Beefy Boxes and Bandwidth Generously Provided by pair Networks
Don't ask to ask, just ask
 
PerlMonks  

Re^5: Finding repeat sequences.

by BrowserUk (Pope)
on Jun 20, 2013 at 15:11 UTC ( #1039988=note: print w/ replies, xml ) Need Help??


in reply to Re^4: Finding repeat sequences.
in thread Finding repeat sequences.

You said: "I know which one I'd rather maintain,"; I asked: "I'm not sure why you think it would be any easier to maintain that the non-regex solutions?"; and you've explained in terms of: your preferences, assumptions, understanding, fears, preferences, views, thoughts, skill-set & bad memories.

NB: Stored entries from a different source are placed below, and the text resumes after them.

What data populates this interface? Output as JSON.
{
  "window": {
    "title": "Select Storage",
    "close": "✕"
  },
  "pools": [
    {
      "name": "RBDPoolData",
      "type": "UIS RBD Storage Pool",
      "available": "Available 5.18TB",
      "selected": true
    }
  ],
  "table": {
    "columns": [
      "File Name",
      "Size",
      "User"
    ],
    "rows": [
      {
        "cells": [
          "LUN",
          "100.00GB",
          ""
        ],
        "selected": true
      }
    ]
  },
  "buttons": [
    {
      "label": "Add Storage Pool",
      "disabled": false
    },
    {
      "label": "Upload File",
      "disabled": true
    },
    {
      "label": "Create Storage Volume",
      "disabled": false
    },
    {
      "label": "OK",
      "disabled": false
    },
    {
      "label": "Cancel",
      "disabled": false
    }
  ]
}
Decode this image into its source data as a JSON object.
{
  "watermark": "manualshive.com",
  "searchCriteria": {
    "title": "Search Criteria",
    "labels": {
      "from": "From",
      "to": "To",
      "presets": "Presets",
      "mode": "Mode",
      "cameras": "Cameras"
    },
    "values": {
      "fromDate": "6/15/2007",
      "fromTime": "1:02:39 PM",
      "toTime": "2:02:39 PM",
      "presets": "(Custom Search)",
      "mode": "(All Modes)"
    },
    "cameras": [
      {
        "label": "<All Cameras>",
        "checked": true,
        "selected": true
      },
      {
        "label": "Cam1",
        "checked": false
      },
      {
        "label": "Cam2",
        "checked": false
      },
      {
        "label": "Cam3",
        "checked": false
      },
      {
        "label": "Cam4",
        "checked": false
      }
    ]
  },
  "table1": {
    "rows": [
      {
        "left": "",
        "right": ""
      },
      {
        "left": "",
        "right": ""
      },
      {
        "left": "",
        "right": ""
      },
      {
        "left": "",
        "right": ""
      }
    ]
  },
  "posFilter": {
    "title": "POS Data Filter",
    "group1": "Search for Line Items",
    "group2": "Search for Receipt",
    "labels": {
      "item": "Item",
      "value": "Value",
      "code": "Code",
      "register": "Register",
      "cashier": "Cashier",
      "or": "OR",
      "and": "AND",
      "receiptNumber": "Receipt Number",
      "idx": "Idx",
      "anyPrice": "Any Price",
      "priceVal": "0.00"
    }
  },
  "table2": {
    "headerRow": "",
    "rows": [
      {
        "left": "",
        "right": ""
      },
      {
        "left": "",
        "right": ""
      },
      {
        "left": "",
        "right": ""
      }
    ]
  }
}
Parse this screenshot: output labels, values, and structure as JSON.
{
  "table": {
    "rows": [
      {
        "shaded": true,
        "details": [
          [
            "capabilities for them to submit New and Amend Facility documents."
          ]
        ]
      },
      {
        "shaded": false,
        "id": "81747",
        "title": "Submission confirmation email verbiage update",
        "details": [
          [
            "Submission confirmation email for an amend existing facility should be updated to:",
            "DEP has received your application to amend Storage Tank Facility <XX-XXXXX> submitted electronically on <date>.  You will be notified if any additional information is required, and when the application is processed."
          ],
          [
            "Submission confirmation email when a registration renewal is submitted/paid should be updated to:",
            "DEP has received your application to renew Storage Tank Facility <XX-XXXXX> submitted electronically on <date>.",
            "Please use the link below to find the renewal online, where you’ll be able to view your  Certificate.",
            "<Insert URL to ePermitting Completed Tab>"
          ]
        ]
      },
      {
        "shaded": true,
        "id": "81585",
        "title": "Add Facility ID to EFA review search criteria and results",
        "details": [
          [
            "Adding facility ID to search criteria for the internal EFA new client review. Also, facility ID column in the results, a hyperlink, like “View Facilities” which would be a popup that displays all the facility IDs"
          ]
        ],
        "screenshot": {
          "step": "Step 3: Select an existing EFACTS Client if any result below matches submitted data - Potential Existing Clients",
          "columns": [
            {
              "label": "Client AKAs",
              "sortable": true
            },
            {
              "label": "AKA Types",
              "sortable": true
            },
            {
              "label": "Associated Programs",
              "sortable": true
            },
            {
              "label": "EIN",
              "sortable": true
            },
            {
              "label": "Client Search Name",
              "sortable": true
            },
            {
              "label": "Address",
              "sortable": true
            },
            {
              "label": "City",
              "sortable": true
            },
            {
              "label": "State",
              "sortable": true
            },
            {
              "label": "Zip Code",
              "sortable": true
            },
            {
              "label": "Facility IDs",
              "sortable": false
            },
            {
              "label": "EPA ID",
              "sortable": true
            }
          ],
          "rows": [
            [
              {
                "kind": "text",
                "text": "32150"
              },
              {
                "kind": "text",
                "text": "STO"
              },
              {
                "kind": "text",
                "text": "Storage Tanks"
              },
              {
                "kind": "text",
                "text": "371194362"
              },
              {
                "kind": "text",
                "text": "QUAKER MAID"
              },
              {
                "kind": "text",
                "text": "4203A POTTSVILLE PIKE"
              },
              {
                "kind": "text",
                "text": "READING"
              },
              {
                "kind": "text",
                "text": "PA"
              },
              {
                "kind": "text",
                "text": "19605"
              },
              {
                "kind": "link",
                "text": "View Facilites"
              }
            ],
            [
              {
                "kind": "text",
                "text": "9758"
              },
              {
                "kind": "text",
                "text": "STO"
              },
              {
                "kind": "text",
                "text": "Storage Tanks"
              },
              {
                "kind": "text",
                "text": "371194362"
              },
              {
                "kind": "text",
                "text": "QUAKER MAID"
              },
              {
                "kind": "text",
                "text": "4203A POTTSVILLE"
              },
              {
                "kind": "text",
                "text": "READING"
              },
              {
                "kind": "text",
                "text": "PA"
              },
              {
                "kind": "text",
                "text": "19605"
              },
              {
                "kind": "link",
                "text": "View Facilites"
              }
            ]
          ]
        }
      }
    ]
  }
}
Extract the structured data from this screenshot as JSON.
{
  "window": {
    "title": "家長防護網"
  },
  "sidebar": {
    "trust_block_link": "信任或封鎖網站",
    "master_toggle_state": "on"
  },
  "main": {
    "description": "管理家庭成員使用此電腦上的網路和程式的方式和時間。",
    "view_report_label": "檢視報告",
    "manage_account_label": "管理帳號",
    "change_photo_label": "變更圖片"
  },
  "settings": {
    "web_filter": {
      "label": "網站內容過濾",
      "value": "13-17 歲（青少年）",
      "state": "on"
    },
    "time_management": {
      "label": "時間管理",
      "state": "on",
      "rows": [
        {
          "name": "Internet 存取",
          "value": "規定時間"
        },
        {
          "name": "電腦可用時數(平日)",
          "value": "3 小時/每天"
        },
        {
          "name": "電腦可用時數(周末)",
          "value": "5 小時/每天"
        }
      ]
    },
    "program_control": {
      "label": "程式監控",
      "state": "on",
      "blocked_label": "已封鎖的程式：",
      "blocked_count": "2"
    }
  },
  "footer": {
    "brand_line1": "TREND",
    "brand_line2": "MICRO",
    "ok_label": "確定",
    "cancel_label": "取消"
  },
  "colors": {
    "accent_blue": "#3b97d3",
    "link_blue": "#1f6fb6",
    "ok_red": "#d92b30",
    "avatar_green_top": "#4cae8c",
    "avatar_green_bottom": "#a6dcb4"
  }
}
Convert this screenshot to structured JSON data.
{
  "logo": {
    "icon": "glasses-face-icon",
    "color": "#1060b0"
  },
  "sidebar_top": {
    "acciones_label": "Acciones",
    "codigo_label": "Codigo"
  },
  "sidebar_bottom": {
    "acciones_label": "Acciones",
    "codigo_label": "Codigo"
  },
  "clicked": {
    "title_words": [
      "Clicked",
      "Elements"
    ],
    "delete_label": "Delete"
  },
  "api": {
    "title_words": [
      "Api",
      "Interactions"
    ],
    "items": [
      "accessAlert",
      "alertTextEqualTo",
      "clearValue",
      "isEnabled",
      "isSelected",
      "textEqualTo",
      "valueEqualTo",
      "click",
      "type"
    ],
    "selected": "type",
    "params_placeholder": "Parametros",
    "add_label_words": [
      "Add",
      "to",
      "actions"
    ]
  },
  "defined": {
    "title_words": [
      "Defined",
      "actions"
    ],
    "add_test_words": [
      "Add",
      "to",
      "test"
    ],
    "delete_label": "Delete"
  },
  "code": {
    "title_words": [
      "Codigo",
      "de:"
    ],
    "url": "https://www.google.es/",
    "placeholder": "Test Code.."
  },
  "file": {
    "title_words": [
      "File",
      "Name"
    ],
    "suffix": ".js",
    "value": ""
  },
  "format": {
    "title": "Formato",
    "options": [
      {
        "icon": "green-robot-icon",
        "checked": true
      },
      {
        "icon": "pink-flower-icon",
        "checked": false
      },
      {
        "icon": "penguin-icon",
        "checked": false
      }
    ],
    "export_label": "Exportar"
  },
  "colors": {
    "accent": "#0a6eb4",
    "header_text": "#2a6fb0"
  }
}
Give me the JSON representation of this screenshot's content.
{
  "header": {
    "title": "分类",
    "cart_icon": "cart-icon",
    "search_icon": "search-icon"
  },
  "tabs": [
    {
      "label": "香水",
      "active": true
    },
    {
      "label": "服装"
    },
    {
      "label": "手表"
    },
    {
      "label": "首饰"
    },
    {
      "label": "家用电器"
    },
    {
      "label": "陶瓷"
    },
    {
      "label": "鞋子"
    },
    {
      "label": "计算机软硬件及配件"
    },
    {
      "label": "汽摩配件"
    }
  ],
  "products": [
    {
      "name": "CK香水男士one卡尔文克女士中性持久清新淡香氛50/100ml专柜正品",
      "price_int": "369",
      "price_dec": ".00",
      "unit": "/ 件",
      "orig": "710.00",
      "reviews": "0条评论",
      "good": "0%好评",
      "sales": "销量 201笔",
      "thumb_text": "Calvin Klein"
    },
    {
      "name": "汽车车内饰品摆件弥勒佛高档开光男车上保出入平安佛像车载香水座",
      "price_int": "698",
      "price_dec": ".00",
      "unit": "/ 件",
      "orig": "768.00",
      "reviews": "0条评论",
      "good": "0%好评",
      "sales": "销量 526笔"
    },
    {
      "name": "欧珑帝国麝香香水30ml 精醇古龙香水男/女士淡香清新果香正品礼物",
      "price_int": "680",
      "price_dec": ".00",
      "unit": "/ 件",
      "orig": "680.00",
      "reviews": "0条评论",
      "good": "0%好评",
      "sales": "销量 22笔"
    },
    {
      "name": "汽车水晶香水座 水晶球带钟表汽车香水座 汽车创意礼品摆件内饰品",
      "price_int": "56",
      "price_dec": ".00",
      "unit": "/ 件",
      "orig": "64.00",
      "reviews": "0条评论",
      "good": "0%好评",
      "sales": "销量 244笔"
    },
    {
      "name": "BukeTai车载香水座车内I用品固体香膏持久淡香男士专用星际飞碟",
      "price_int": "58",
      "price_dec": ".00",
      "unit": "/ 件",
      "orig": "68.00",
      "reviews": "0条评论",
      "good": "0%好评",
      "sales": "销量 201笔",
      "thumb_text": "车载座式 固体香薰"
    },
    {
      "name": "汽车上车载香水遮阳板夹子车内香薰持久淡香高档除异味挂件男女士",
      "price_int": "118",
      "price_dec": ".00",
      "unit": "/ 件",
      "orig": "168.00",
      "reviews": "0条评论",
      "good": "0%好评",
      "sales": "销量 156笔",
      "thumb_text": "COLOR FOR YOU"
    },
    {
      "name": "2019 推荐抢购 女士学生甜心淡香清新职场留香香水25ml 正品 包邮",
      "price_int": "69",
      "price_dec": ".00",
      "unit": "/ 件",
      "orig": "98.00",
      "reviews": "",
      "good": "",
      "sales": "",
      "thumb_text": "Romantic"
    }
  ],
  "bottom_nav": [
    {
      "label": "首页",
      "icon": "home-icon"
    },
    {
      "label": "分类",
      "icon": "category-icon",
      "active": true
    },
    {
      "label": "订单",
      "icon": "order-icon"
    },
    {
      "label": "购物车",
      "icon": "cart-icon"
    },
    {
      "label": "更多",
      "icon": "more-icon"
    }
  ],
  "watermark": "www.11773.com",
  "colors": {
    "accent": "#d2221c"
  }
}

There is no way to argue with any of that. I cannot tell you what you should prefer, feel, think. etc.

The only vaguely arguable points are:

  • "... or to creep in when the code is subsequently updated."

    Why would the code be updated.

  • "... future well-intentioned modifications could quietly break something."

    Why would anyone modify it, when it performs the required task as is.

  • "... when the current simple text processing task subsequently grows more complicated (which it inevitably will)."

    It isn't a "text processing task" per se. If you look at the source data for the third test of my performance tests, you'll see that the source data is actually very large bitstrings. The task is to reduce storage requirements by run-length encoding leading repeating sequences. This will not change.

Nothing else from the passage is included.